As the debate continues over whether high executive salaries are justified, more studies are trying to pinpoint what factors impact a company's performance during a CEO's tenure.

Interestingly enough, even Harvard Business Review's best-performing CEO of 2015, Lars Sørensen of Sweden's Novo Nordisk, admits that luck was the single most important force in achieving that ranking. 

Walter Frick, a senior associate editor at HBR, writes that luck does indeed play a large role, according to recent research. A Harvard Business School study finds CEOs' impact on company success ranges from just 2 to 22 percent, depending on the industry. Another study from Texas A&M puts the figure at between 4 and 5 percent.

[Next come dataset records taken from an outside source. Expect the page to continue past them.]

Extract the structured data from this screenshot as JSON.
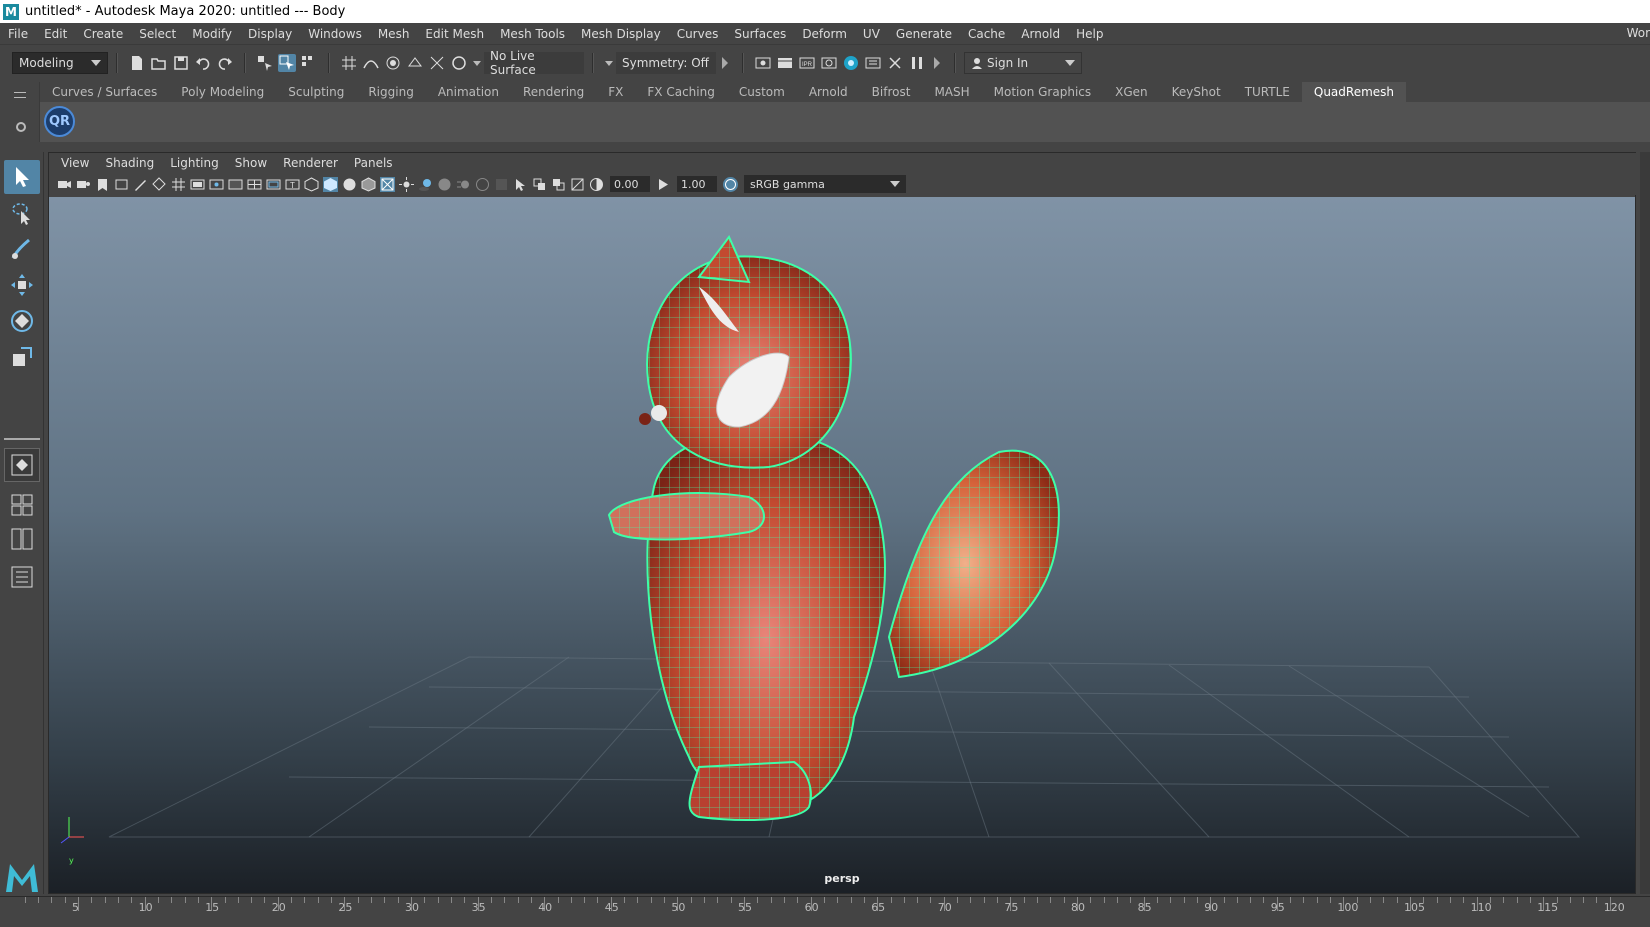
{
  "window": {
    "title": "untitled* - Autodesk Maya 2020: untitled   ---   Body"
  },
  "menu": {
    "items": [
      "File",
      "Edit",
      "Create",
      "Select",
      "Modify",
      "Display",
      "Windows",
      "Mesh",
      "Edit Mesh",
      "Mesh Tools",
      "Mesh Display",
      "Curves",
      "Surfaces",
      "Deform",
      "UV",
      "Generate",
      "Cache",
      "Arnold",
      "Help"
    ],
    "right_text": "Wor"
  },
  "status_line": {
    "mode": "Modeling",
    "live_surface": "No Live Surface",
    "symmetry": "Symmetry: Off",
    "sign_in": "Sign In"
  },
  "shelf": {
    "tabs": [
      "Curves / Surfaces",
      "Poly Modeling",
      "Sculpting",
      "Rigging",
      "Animation",
      "Rendering",
      "FX",
      "FX Caching",
      "Custom",
      "Arnold",
      "Bifrost",
      "MASH",
      "Motion Graphics",
      "XGen",
      "KeyShot",
      "TURTLE",
      "QuadRemesh"
    ],
    "active_tab": "QuadRemesh",
    "qr_label": "QR"
  },
  "panel": {
    "menus": [
      "View",
      "Shading",
      "Lighting",
      "Show",
      "Renderer",
      "Panels"
    ],
    "exposure": "0.00",
    "gamma": "1.00",
    "color_space": "sRGB gamma",
    "camera": "persp",
    "axis_label": "y"
  },
  "timeline": {
    "labels": [
      "5",
      "10",
      "15",
      "20",
      "25",
      "30",
      "35",
      "40",
      "45",
      "50",
      "55",
      "60",
      "65",
      "70",
      "75",
      "80",
      "85",
      "90",
      "95",
      "100",
      "105",
      "110",
      "115",
      "120"
    ]
  },
  "colors": {
    "accent": "#5285a6",
    "wireframe": "#3dffa8",
    "model": "#c0432a"
  }
}
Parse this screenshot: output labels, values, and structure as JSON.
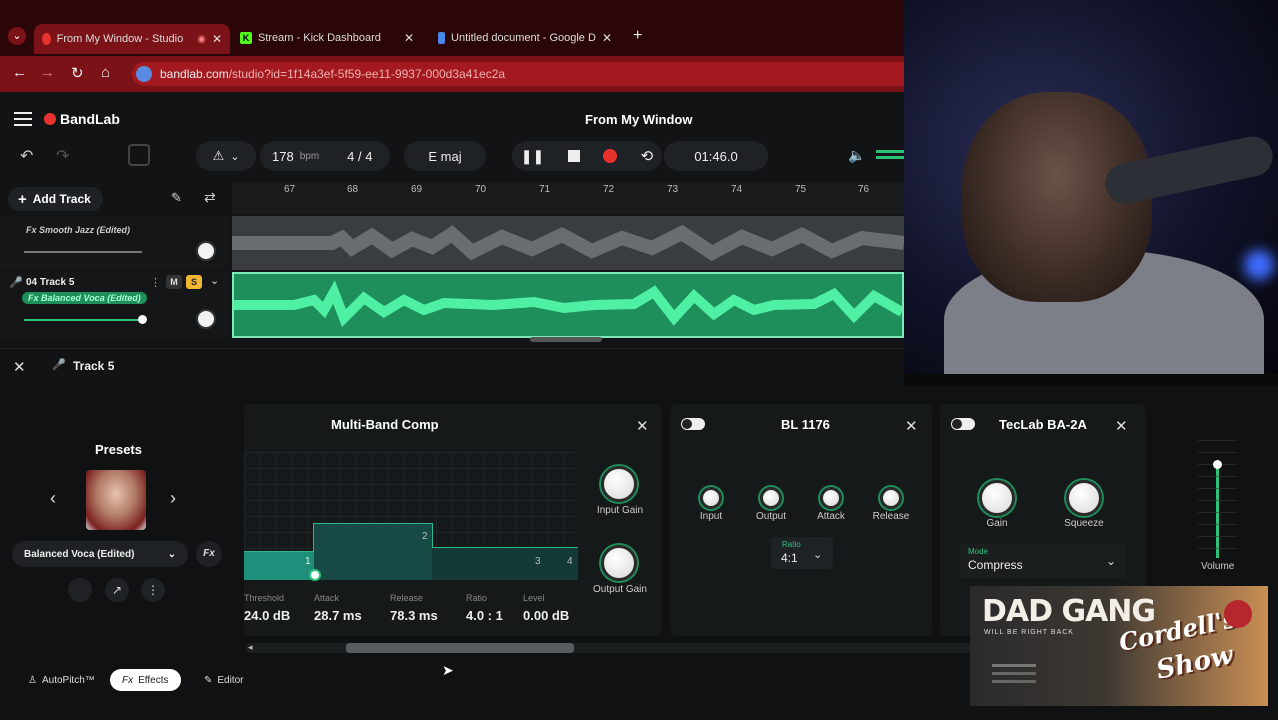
{
  "browser": {
    "tabs": [
      {
        "title": "From My Window - Studio",
        "active": true
      },
      {
        "title": "Stream - Kick Dashboard",
        "active": false
      },
      {
        "title": "Untitled document - Google D",
        "active": false
      }
    ],
    "new_tab": "+",
    "url_host": "bandlab.com",
    "url_path": "/studio?id=1f14a3ef-5f59-ee11-9937-000d3a41ec2a"
  },
  "app": {
    "logo": "BandLab",
    "project_title": "From My Window",
    "tempo": "178",
    "tempo_unit": "bpm",
    "time_signature": "4 / 4",
    "key": "E maj",
    "time": "01:46.0",
    "add_track": "Add Track",
    "ruler": [
      "67",
      "68",
      "69",
      "70",
      "71",
      "72",
      "73",
      "74",
      "75",
      "76"
    ],
    "tracks": [
      {
        "fx": "Fx Smooth Jazz (Edited)"
      },
      {
        "name": "04  Track 5",
        "fx": "Fx Balanced Voca (Edited)",
        "mute": "M",
        "solo": "S"
      }
    ]
  },
  "panel": {
    "track_name": "Track 5",
    "presets_title": "Presets",
    "preset_name": "Balanced Voca (Edited)",
    "fx_button": "Fx",
    "multiband": {
      "title": "Multi-Band Comp",
      "bands": [
        "1",
        "2",
        "3",
        "4"
      ],
      "params": [
        {
          "label": "Threshold",
          "value": "24.0 dB"
        },
        {
          "label": "Attack",
          "value": "28.7 ms"
        },
        {
          "label": "Release",
          "value": "78.3 ms"
        },
        {
          "label": "Ratio",
          "value": "4.0 : 1"
        },
        {
          "label": "Level",
          "value": "0.00 dB"
        }
      ],
      "knobs": [
        "Input Gain",
        "Output Gain"
      ]
    },
    "bl1176": {
      "title": "BL 1176",
      "knobs": [
        "Input",
        "Output",
        "Attack",
        "Release"
      ],
      "ratio_label": "Ratio",
      "ratio_value": "4:1"
    },
    "ba2a": {
      "title": "TecLab BA-2A",
      "knobs": [
        "Gain",
        "Squeeze"
      ],
      "mode_label": "Mode",
      "mode_value": "Compress"
    },
    "volume_label": "Volume",
    "bottom_tabs": [
      "AutoPitch™",
      "Effects",
      "Editor"
    ]
  },
  "overlay": {
    "title": "DAD GANG",
    "subtitle": "WILL BE RIGHT BACK",
    "show_line1": "Cordell's",
    "show_line2": "Show"
  }
}
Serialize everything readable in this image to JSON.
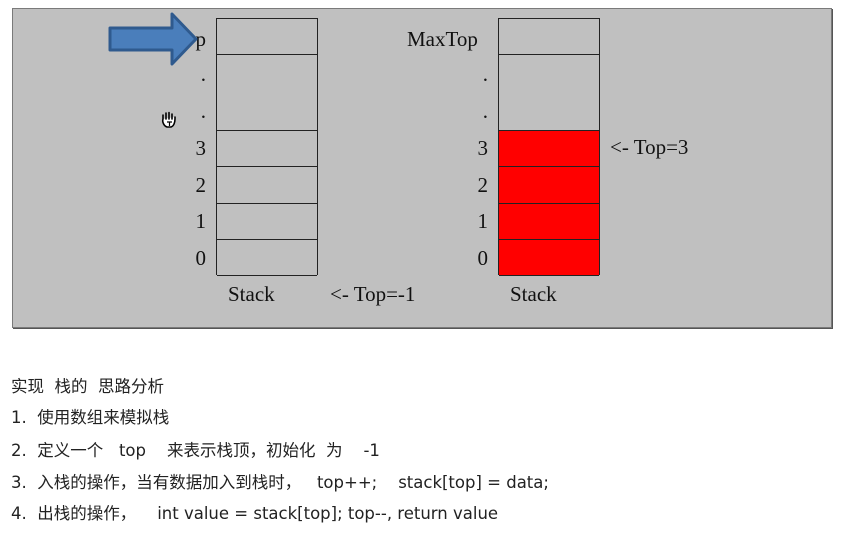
{
  "diagram": {
    "left_stack": {
      "index_labels": [
        "p",
        ".",
        ".",
        "3",
        "2",
        "1",
        "0"
      ],
      "caption": "Stack",
      "pointer_label": "<- Top=-1",
      "filled_cells": 0
    },
    "right_stack": {
      "index_labels": [
        "MaxTop",
        ".",
        ".",
        "3",
        "2",
        "1",
        "0"
      ],
      "caption": "Stack",
      "pointer_label": "<- Top=3",
      "filled_cells": 4,
      "fill_color": "#ff0000"
    },
    "arrow_color": "#4a7ebb",
    "panel_color": "#c0c0c0"
  },
  "notes": {
    "title": "实现  栈的  思路分析",
    "lines": [
      "1.  使用数组来模拟栈",
      "2.  定义一个   top    来表示栈顶，初始化  为    -1",
      "3.  入栈的操作，当有数据加入到栈时，   top++;    stack[top] = data;",
      "4.  出栈的操作，    int value = stack[top]; top--, return value"
    ]
  }
}
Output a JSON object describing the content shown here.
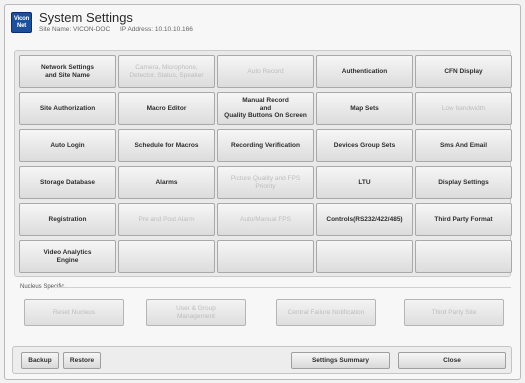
{
  "header": {
    "logo_text": "Vicon\nNet",
    "title": "System Settings",
    "site_name": "Site Name: VICON-DOC",
    "ip_address": "IP Address: 10.10.10.166"
  },
  "grid": [
    {
      "label": "Network Settings\nand Site Name",
      "enabled": true
    },
    {
      "label": "Camera, Microphone,\nDetector, Status, Speaker",
      "enabled": false
    },
    {
      "label": "Auto Record",
      "enabled": false
    },
    {
      "label": "Authentication",
      "enabled": true
    },
    {
      "label": "CFN Display",
      "enabled": true
    },
    {
      "label": "Site Authorization",
      "enabled": true
    },
    {
      "label": "Macro Editor",
      "enabled": true
    },
    {
      "label": "Manual Record\nand\nQuality Buttons On Screen",
      "enabled": true
    },
    {
      "label": "Map Sets",
      "enabled": true
    },
    {
      "label": "Low bandwidth",
      "enabled": false
    },
    {
      "label": "Auto Login",
      "enabled": true
    },
    {
      "label": "Schedule for Macros",
      "enabled": true
    },
    {
      "label": "Recording Verification",
      "enabled": true
    },
    {
      "label": "Devices Group Sets",
      "enabled": true
    },
    {
      "label": "Sms And Email",
      "enabled": true
    },
    {
      "label": "Storage Database",
      "enabled": true
    },
    {
      "label": "Alarms",
      "enabled": true
    },
    {
      "label": "Picture Quality and FPS\nPriority",
      "enabled": false
    },
    {
      "label": "LTU",
      "enabled": true
    },
    {
      "label": "Display Settings",
      "enabled": true
    },
    {
      "label": "Registration",
      "enabled": true
    },
    {
      "label": "Pre and Post Alarm",
      "enabled": false
    },
    {
      "label": "Auto/Manual FPS",
      "enabled": false
    },
    {
      "label": "Controls(RS232/422/485)",
      "enabled": true
    },
    {
      "label": "Third Party Format",
      "enabled": true
    },
    {
      "label": "Video Analytics\nEngine",
      "enabled": true
    },
    {
      "label": "",
      "enabled": false
    },
    {
      "label": "",
      "enabled": false
    },
    {
      "label": "",
      "enabled": false
    },
    {
      "label": "",
      "enabled": false
    }
  ],
  "nucleus": {
    "section_label": "Nucleus Specific",
    "buttons": [
      {
        "label": "Reset Nucleus"
      },
      {
        "label": "User & Group\nManagement"
      },
      {
        "label": "Central Failure Notification"
      },
      {
        "label": "Third Party Site"
      }
    ]
  },
  "footer": {
    "backup_label": "Backup",
    "restore_label": "Restore",
    "summary_label": "Settings Summary",
    "close_label": "Close"
  }
}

"It shouldn't take a careful empirical study to convince you that CEOs don't get where they are on the basis of ability alone. If that were true, the C-suite would not be so dominated by white men," Frick writes.

But if luck helps a CEO succeed, what gets a CEO fired? A 2014 study by Dirk Jenter of Stanford and Fadi Kanaan at MIT found something interesting: The majority of fired CEOs were sacked for "factors well outside their control." According to the data, Jenter and Kanaan said, CEOs are more likely to be fired during a recession or when their industry is in a slump. Another little gem: CEOs are less likely to be fired for bad luck like economic forces and more likely to be rewarded for good luck.

In conclusion, Frick writes in HBR, CEOs just do not impact a company's performance as much as it appears. The illusion of control over the company is the CEO's best friend--he or she is best served by looking the part and being lucky.

"It's safe to say that CEOs are, overall, a talented bunch, but that's not what separates them from other professionals, nor is it the main reason their firms succeed or fail. Certainly it doesn't come close to explaining why they're so well paid," Frick writes. "Put another way, CEOs matter, just less than many people think."